There is no realm of human existence that hasn’t been touched by technology. It’s seen with how people participate in consumer habits, learn new things and the influences on their decisions.
Innocent bystanders and users of every social media platform put their trust into tech giants. They want to believe — while skimming through the terms and conditions — that their posts won’t be used against them, but the sad truth is, they will.
Within the inescapable technological void that global citizens live in manipulation is ever-present and takes place in many forms. The information that is gathered from social media engagement, electronic purchases and location tracking can and will be used by the highest bidder for their personal gain.
Led by Letitia James, the New York attorney general, nearly every U.S. state and territory has come together to conduct an antitrust investigation into the affairs of Amazon, Apple, Facebook and Google.
Those tech giants now face a total of 16 governmental battles; including eight federal, six state and local, and two congressional investigations and inquiries. Who knew that big tech would be one of the few issues to evoke a political agreement from both Republicans and Democrats?
These tech giants have large, sprawling empires across many services, such as Google’s search engine, smartphones, online video services, mapping and advertising, which lead to anti-competitive practices.
In fact, Google has been fined in Europe for its unfair advertising process, which favors its services over others, and it requires phonemakers to include Google applications if they want to use the Android operating system, according to the New York Times.

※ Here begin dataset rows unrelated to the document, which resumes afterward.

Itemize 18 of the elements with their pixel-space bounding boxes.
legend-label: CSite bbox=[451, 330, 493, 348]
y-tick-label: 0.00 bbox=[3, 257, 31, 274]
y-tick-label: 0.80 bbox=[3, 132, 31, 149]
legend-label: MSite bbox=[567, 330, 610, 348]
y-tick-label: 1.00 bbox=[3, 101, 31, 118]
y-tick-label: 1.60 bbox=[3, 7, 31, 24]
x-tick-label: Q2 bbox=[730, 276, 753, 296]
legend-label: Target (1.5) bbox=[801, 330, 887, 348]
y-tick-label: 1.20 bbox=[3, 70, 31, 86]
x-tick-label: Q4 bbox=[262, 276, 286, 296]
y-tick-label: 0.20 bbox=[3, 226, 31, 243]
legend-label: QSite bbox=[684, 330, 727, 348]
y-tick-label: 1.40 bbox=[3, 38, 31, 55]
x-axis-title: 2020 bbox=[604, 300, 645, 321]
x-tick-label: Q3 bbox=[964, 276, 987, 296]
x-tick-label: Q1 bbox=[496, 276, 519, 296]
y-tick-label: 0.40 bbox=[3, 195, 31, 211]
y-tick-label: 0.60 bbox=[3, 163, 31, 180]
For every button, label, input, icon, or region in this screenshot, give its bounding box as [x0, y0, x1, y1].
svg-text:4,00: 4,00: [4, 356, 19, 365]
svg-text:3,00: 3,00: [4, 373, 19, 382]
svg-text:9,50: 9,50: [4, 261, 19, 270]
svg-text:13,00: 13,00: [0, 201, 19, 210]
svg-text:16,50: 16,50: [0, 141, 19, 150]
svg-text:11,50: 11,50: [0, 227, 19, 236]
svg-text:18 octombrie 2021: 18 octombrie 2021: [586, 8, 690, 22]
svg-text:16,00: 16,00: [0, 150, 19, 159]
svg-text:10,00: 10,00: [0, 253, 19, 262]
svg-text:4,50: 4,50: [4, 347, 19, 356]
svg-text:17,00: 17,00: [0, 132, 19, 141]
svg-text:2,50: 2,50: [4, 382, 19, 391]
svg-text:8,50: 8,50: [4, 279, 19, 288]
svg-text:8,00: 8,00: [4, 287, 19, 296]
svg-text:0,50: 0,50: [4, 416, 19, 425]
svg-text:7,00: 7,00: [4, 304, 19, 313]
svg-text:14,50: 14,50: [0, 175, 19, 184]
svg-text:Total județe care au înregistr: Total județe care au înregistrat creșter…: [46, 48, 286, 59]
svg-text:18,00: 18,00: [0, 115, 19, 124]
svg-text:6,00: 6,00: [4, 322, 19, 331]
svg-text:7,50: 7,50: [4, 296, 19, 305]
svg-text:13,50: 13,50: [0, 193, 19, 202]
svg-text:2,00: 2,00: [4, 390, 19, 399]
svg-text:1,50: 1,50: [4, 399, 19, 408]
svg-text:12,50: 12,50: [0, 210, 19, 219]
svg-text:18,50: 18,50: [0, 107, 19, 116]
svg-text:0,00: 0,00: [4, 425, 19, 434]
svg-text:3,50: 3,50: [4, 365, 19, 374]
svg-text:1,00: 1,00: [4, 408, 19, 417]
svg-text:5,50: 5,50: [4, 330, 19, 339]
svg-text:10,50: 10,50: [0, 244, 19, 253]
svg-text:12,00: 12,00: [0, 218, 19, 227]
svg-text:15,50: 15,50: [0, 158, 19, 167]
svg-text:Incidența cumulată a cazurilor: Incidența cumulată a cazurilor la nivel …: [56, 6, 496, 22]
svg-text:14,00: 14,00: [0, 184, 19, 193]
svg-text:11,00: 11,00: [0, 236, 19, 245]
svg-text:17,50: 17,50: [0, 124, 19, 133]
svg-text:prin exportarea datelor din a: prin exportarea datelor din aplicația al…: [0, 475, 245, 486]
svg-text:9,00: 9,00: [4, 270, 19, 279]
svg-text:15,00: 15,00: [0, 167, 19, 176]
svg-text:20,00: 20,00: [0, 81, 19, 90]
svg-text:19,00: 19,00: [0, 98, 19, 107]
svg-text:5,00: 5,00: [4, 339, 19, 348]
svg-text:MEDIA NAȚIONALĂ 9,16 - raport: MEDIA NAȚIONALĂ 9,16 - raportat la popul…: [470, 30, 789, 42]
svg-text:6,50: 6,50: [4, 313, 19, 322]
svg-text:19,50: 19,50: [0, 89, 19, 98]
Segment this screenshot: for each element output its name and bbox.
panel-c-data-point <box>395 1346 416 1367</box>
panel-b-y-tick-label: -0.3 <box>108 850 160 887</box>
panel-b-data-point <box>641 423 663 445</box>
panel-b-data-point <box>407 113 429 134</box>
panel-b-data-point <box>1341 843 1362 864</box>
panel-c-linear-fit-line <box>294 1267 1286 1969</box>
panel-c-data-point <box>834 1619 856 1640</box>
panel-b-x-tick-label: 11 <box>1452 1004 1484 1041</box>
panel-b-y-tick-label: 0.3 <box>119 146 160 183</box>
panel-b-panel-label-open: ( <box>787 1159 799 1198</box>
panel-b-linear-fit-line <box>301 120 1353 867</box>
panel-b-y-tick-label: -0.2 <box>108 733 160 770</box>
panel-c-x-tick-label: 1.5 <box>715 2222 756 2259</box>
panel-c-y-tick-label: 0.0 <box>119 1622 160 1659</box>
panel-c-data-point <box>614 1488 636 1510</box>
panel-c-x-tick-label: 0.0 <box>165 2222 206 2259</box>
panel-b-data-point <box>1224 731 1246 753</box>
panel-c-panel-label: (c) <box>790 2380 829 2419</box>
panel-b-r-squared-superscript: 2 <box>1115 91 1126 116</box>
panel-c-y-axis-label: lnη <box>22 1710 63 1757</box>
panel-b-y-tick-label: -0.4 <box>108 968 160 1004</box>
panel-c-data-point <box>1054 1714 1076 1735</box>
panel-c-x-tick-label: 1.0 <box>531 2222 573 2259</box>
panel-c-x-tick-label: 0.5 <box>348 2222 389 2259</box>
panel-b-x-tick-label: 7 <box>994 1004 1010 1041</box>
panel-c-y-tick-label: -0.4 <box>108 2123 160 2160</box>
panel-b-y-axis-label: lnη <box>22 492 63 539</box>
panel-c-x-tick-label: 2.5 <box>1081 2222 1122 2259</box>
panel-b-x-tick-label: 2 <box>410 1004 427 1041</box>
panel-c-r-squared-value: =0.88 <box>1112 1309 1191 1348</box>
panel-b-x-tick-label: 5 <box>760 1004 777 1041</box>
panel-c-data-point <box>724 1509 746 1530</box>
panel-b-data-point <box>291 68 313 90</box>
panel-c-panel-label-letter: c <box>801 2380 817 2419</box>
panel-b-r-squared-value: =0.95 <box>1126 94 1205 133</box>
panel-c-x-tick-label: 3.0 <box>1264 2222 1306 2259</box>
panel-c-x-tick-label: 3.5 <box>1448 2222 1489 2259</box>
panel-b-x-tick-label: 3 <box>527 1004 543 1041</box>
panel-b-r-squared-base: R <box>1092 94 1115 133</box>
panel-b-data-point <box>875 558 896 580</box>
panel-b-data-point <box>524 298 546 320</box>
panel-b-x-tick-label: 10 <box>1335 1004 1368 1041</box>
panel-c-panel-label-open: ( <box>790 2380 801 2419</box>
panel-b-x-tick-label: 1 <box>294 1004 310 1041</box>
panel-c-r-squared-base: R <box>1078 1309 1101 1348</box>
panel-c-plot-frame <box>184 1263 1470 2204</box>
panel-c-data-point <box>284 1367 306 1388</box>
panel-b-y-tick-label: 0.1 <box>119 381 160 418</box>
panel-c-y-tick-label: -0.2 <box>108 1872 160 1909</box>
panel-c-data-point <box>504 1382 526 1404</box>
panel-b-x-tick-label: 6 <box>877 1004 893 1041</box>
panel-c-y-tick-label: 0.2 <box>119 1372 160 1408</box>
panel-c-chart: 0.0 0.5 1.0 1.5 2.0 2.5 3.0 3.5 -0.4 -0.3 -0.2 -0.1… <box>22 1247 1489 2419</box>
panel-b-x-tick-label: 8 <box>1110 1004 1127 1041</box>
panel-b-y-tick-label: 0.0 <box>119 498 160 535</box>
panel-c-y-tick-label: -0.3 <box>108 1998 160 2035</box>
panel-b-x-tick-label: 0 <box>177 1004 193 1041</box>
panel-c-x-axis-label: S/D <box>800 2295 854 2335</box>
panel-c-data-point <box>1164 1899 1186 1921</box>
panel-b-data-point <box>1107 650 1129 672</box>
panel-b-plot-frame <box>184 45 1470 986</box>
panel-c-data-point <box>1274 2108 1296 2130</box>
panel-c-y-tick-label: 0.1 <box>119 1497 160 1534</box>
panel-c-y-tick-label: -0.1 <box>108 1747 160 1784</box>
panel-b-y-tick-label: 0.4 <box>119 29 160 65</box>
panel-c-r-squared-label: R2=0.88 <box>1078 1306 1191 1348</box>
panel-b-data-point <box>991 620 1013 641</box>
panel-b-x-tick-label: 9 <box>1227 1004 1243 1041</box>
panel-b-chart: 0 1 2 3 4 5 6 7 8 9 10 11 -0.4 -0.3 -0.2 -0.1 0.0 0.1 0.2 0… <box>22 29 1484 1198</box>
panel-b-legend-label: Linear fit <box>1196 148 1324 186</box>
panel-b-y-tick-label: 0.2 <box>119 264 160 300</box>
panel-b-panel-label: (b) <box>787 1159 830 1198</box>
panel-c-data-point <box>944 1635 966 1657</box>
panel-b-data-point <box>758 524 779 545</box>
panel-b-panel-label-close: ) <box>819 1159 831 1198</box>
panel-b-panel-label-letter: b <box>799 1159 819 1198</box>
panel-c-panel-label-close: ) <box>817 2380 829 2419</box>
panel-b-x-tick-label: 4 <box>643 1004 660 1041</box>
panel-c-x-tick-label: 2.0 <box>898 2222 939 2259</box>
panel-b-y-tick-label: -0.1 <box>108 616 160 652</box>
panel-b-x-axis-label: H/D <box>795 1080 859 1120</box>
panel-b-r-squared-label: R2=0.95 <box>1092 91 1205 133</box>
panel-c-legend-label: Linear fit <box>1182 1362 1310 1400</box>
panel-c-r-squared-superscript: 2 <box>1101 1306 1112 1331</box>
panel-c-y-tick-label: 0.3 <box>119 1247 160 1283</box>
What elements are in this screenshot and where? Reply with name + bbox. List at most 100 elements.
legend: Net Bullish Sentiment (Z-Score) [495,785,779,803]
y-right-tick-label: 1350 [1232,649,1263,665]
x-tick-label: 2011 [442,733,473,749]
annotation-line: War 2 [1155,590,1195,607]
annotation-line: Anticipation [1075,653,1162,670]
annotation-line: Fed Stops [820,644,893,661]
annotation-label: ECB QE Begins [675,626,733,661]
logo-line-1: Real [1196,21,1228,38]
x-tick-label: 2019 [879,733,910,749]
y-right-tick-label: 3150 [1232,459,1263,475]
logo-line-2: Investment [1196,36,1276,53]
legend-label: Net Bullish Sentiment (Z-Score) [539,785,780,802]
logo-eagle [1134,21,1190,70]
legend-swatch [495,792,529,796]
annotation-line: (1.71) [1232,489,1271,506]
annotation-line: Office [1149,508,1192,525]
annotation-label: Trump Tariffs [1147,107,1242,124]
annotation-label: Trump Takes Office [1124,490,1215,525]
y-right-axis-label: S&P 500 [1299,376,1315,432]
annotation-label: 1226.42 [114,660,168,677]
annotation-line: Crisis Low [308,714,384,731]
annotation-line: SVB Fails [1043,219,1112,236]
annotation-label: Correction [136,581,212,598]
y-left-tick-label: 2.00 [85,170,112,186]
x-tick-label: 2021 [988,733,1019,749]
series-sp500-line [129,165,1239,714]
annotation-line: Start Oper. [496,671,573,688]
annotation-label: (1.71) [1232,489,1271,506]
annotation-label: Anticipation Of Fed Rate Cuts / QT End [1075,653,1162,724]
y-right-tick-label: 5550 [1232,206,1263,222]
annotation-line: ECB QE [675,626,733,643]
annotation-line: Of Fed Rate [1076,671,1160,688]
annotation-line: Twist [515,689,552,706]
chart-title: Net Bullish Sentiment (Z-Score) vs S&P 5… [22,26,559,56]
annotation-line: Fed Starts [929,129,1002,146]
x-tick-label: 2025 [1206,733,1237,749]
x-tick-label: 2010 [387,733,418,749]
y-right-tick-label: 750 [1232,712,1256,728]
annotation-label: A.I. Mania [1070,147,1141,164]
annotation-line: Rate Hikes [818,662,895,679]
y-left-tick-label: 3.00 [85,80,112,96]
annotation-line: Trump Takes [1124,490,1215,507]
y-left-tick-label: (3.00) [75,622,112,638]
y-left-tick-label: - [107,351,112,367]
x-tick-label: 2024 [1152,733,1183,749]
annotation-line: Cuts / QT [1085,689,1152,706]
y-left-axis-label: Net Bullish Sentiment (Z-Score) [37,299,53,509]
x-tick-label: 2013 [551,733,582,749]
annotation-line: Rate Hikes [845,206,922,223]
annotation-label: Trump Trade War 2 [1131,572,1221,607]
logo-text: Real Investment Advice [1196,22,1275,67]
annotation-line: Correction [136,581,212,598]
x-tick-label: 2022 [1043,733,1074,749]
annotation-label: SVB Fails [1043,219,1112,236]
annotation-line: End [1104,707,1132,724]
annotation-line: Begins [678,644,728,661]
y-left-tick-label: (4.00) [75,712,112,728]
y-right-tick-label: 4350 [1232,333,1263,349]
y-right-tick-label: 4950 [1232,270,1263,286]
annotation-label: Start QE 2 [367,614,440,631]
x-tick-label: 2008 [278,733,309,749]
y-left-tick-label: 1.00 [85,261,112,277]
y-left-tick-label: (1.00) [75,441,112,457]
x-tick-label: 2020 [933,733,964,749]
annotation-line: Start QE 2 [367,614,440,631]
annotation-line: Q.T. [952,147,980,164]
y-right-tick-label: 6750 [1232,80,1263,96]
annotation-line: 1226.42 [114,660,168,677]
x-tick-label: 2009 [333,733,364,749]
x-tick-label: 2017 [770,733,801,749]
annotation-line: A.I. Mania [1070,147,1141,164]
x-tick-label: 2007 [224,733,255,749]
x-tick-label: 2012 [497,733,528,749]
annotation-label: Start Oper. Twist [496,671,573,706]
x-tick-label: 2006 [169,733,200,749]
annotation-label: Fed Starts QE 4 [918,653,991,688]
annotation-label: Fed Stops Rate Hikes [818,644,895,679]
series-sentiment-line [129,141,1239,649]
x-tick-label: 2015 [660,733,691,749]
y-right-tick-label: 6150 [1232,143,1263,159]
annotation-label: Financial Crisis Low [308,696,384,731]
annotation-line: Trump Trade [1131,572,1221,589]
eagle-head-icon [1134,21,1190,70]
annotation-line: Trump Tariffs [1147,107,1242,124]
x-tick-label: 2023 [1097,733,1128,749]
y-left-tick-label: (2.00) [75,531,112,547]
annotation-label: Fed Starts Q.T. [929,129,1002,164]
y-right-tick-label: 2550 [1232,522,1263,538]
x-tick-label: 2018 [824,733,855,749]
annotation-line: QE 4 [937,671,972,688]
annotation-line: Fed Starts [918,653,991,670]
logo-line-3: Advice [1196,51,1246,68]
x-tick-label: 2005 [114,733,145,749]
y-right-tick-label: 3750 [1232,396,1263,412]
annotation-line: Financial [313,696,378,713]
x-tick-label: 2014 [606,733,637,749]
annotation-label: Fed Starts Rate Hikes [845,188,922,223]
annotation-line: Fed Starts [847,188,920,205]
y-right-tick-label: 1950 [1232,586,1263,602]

Many of these empires grow in their strength and influence by gobbling up other companies. For example, Amazon has acquired many companies over the years, including the security firm Ring and the grocery store chain Whole Foods. There is also a rising level of concern that the e-commerce brand is pushing out some third-party sellers on their marketplace with privately-owned and more affordable products.
Jeff Bezos, Amazon’s founder, has ownership over The Washington Post, which raises concern as to what industry can even escape the grasp and influence of big tech companies.
Think about it, when was the last time you used Bing or Yahoo to search for something? Or vetted through the privacy settings of every platform and device you use? Most likely, not recently, or not at all.
The market power and influential ability of these data gatekeepers must raise eyebrows. After all, companies with so much power and influence over the tools and technology that humans use on a day-to-day basis, can’t be permitted to prevail as they currently do.
Cambridge Analytica, a political consulting firm based in Britain, was able to have a form of influence over millions of U.S. voters to elect President Donald Trump in the 2016 election by manipulating user data from Facebook, according to Wired.
The firm’s influence was possible due to how easy it is for third-party applications to collect data from users without their permission and predict their personalities and sensitive information from those users’ Facebook likes and online interactions.
Using this data, the firm was able to create personality profiles, and develop tactics to target each group state by state to extract the sweet supple power of fear to manipulate voters into supporting Trump.
Many will believe that the public outcry over this scandal is just hullabaloo, in which anti-Trumpers are crying out “injustice” because they’re unhappy with the 2016 election results, however this is not an isolated incident.
In fact, the firm and its parent company, Strategic Communication Laboratories, have been accused of influencing a handful of elections across the world; such as the United Kingdom’s vote to secede from the European Union, better known as Brexit, the 2004 Orange Revolution of Ukraine and elections in Italy, Kenya, Nigeria, Mexico and Malaysia, according to BBC News.
Arguably, many Facebook users had not considered that their data could be used to such a degree, or if they did, they trusted that companies like Facebook wouldn’t put their users at risk for political propaganda or consumer manipulation.
On Aug. 23, documents were released to the public which suggested that Facebook knew about Cambridge Analytica’s data mining as early as Sept. 2015, according to CNBC. These documents included messages from Facebook’s employees, which revealed that they believed the data-scraping activities of Cambridge Analytica were likely non-compliant.
A Facebook platform policy that several believed was violated, stated that third-party apps must not “sell, license or purchase any data obtained from” Facebook or its services.
The monopoly that Apple, Amazon, Facebook and Google have over services and data is problematic. That much power can easily lead to corruption or entice those with selfish desires to use and morph this data for their own gains.
Data privacy is more important now than ever. Particularly, with the global dependency on technological products and services, it’s nearly impossible to prevent oneself from leaving a footprint with their easily trackable data.
At its best, the crackdown on Silicon Valley and big tech giants can lead to a more just and democratic society, where users can freely use the internet without fear of being manipulated. However, this investigation will likely only result in fines and new regulations for these companies.
The reality that data can be paired with prediction of personality and habits should entice users to think twice about their online engagement and identity. While it may be difficult to escape the reach of technology, consumers can educate themselves to become more critical internet users, that view advertisements and posts with an analytical eye.
One can easily download a free ad blocker, or investigate the terms and conditions that people usually scrolled past quickly. Continuing the same online consumer habits does nothing but give power to tech giants who do not care if they have a monopolize the tech industry, or turning a quick profit off user data.